Bild: Auch die Bornsdorfer Straße in Neukölln wurde an Pfingsten besetzt und …
„Besetzungen sind kein Verbrechen“, hallte es am Freitagabend durch die
Straßen Berlins. In Solidarität mit der Gruppe #besetzen, die am
Pfingstwochenende zehn leerstehende Objekte in Berlin und Potsdam besetzt
hatte, war nun zu einer Demonstration durch Kreuzberg und Neukölln
aufgerufen worden. Anlass dafür waren vor allem die Forderungen nach
Straffreiheit für alle Besetzer*innen, die Entkriminalisierung von
Besetzungen und die Abschaffung der Berliner Linie, die vorschreibt,
Besetzungen in Berlin innerhalb von 24 Stunden zu räumen.
Am Freitag um 18 Uhr versammelten sich etwa 500
Demonstrationsteilnehmer*innen am Lausitzer Platz in Kreuzberg, um von dort
aus bis zum Karl-Marx-Platz in Neukölln zu ziehen. Die Route führte die
Demonstration zunächst vorbei an der Reichenberger Straße 114, die am
vergangenen Sonntag besetzt und geräumt worden war. Weiter ging es mit
verschiedenen Redebeiträgen und Musik am geplanten Google-Campus im alten
Umspannwerk Kreuzberg und den im letzten Juni geräumten Kiezladen Friedel
54 vorbei und verband damit zentrale Orte des aktuellen Mietenprotestes in
Berlin.
In der Nähe der Neuköllner Zentrale der Stadt und Land Wohnbauten GmbH
hielten die Demonstrierenden eine Zwischenkundgebung ab.

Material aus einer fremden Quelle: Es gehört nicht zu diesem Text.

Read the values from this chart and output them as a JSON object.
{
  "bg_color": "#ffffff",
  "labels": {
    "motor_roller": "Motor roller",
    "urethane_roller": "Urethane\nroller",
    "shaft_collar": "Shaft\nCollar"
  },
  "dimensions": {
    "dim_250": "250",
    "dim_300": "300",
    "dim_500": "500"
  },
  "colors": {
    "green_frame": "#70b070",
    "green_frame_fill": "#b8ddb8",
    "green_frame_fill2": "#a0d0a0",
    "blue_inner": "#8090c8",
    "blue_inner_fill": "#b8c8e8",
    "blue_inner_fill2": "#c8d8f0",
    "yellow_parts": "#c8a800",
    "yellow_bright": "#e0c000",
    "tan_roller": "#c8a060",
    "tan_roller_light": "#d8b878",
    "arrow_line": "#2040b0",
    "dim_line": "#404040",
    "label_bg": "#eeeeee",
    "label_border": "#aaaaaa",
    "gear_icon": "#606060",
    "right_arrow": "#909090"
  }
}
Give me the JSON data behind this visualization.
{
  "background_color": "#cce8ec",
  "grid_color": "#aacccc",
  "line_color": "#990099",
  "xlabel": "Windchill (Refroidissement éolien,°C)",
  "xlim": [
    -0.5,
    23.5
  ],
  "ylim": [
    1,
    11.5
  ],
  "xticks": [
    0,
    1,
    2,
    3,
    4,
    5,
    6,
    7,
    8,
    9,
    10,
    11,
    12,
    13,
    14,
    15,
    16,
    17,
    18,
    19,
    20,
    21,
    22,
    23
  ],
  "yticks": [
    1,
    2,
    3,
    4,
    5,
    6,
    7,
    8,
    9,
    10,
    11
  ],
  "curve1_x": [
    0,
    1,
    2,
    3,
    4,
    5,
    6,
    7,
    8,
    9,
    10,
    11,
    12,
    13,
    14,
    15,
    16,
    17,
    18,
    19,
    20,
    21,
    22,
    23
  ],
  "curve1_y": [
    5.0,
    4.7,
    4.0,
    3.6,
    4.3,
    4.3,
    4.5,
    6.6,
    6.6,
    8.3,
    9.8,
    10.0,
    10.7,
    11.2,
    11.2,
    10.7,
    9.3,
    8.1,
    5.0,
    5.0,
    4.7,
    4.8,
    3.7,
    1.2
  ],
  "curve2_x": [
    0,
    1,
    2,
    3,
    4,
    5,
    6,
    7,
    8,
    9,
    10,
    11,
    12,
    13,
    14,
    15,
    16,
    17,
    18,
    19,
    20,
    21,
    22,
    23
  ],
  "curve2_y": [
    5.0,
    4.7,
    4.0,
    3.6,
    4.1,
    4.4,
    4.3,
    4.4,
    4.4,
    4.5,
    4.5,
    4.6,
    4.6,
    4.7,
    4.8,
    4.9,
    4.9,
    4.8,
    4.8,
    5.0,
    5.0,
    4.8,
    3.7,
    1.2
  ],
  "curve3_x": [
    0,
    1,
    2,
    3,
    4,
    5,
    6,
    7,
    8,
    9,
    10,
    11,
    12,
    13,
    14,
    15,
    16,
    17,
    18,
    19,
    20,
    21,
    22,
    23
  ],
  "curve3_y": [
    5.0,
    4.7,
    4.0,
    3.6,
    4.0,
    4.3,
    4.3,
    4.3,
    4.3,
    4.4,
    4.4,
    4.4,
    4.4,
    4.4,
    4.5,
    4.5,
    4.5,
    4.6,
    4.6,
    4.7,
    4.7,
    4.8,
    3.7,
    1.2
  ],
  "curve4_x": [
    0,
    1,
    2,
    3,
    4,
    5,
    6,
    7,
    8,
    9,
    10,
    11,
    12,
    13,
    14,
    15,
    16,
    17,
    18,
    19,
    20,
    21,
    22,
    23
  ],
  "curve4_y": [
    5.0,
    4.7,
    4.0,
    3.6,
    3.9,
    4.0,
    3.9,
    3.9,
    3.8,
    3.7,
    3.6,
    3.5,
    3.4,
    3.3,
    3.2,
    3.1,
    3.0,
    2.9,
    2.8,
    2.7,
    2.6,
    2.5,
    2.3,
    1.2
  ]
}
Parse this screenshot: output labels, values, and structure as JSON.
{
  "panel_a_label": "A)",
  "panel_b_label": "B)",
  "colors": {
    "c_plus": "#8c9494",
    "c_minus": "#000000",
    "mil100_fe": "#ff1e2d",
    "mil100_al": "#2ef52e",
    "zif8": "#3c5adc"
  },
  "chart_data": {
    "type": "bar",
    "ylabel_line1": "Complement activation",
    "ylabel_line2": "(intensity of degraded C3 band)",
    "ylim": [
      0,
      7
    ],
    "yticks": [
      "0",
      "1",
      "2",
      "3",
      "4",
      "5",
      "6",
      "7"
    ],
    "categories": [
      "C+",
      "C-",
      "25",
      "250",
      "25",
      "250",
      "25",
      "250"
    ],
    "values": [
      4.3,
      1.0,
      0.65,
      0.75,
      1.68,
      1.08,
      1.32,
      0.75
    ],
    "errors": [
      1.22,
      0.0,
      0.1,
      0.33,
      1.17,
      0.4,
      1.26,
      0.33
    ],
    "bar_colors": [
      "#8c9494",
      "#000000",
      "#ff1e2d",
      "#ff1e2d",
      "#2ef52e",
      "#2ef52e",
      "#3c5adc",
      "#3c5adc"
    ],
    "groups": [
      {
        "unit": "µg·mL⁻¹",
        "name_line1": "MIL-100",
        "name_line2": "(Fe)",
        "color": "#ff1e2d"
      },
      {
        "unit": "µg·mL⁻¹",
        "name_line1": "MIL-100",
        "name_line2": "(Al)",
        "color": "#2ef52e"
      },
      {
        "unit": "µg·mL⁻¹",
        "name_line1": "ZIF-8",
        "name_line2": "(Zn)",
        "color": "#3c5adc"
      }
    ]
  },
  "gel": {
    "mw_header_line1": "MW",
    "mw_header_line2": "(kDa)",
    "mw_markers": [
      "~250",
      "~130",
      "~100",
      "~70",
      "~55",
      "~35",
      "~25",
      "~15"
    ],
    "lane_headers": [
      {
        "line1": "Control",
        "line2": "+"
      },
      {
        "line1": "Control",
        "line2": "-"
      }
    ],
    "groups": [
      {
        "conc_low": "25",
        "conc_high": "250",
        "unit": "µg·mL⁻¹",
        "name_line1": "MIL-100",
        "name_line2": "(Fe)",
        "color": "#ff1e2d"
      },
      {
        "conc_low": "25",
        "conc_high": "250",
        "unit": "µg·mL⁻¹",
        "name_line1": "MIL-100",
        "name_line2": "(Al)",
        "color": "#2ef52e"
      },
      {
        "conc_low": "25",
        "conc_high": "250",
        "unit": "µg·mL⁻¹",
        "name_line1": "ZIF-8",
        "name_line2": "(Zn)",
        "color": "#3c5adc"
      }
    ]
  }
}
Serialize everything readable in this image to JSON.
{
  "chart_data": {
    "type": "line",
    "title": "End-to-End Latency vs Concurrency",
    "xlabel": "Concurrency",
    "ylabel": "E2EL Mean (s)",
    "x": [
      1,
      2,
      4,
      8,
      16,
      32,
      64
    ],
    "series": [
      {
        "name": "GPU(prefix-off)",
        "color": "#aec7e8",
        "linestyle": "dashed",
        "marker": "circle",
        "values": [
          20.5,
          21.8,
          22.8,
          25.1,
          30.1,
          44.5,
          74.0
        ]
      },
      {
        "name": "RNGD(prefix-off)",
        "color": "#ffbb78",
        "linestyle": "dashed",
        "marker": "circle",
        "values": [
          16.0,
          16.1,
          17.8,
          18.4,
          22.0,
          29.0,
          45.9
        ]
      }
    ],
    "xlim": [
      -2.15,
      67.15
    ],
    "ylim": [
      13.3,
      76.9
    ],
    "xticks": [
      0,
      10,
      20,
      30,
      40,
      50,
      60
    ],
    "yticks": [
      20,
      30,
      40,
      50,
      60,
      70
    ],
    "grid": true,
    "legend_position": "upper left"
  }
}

Das Gebäude in der
Bornsdorfer Straße 37b, in dem die Besetzer*innen am Pfingstsonntag 40
leerstehende Wohnungen in Beschlag genmommen hatten und das der Stadt und
Land als kommunalen Wohnungsbauunternehmen gehört, war am späten
Sonntagabend trotz voriger Verhandlungen zwischen Besetzer*innen,
anwesenden Politiker*innen und Stadt-und-Land-Chef Ingo Malter von einer
Polizeieinheit geräumt worden.
In der Konsequenz erhielten 56 Personen Anzeigen wegen Hausfriedensbruchs,
einige auch wegen Widerstandes. In einer Pressemitteilung äußert sich
#besetzen-Pressesprecherin Kim Schmitz zum Ende der Verhandlungen: „Vom
Geschäftsführer von Stadt und Land wurden uns 30 Minuten Rücksprachezeit
zugesichert. Diese war weder abgelaufen, noch waren die Besetzer*innen –
wie kolportiert – nicht zu erreichen, sondern vielmehr dabei, sich das
rückgetragene Angebot […] anzuhören“.
Nun fordern die Besetzer*innen und Mitdemonstrierende die sofortige
Rücknahme der Strafanzeigen durch Stadt und Land. Deren Geschäftsführer
Malter hatte jedoch bereits in der letzten Woche bekanntgegeben, dass dies
nicht geschehen würde. Gleichzeitig fordern die Aktivist*innen ein Ende der
Berliner Linie, die sie „eine politische Vereinbarung aus grauen Vorzeiten“
nennen. „Wir können nicht akzeptieren, dass sich alle Verantwortlichen
hinter dieser Leitlinie verstecken, als sei sie ein unwiderrufliches
Gesetz, sondern wir fordern konkret die Verabschiedung von dieser Praxis“,
heißt es in einer Pressemitteilung. Besetzungen müssten generell
entkriminalisiert werden. Die Debatte um Legitimation von
Leerstandsbesetzungen hatte auch den Berliner rot-rot-grünen Senat in der
letzten Woche beschäftigt.
Nachdem der Zug von Demonstrierenden noch die ehemalig besetzten Objekte in
der Karl-Marx- Straße 145 und der Bornsdorfer Straße 37b passiert hatte,
wurde die Demonstration um ca. 20:30 Uhr am Karl-Marx-Platz für beendet
erklärt. Lisa Sommer, #besetzen-Aktivistin und Sprecherin zieht Bilanz:
„Die Demonstration hat uns sehr empowert, es waren heute Abend viele
hundert Leute mit uns hier. Auch die Anwohner*innen haben uns ihre
Solidarität bekundet. Das zeigt, wie wichtig es ist, dass wir weitermachen.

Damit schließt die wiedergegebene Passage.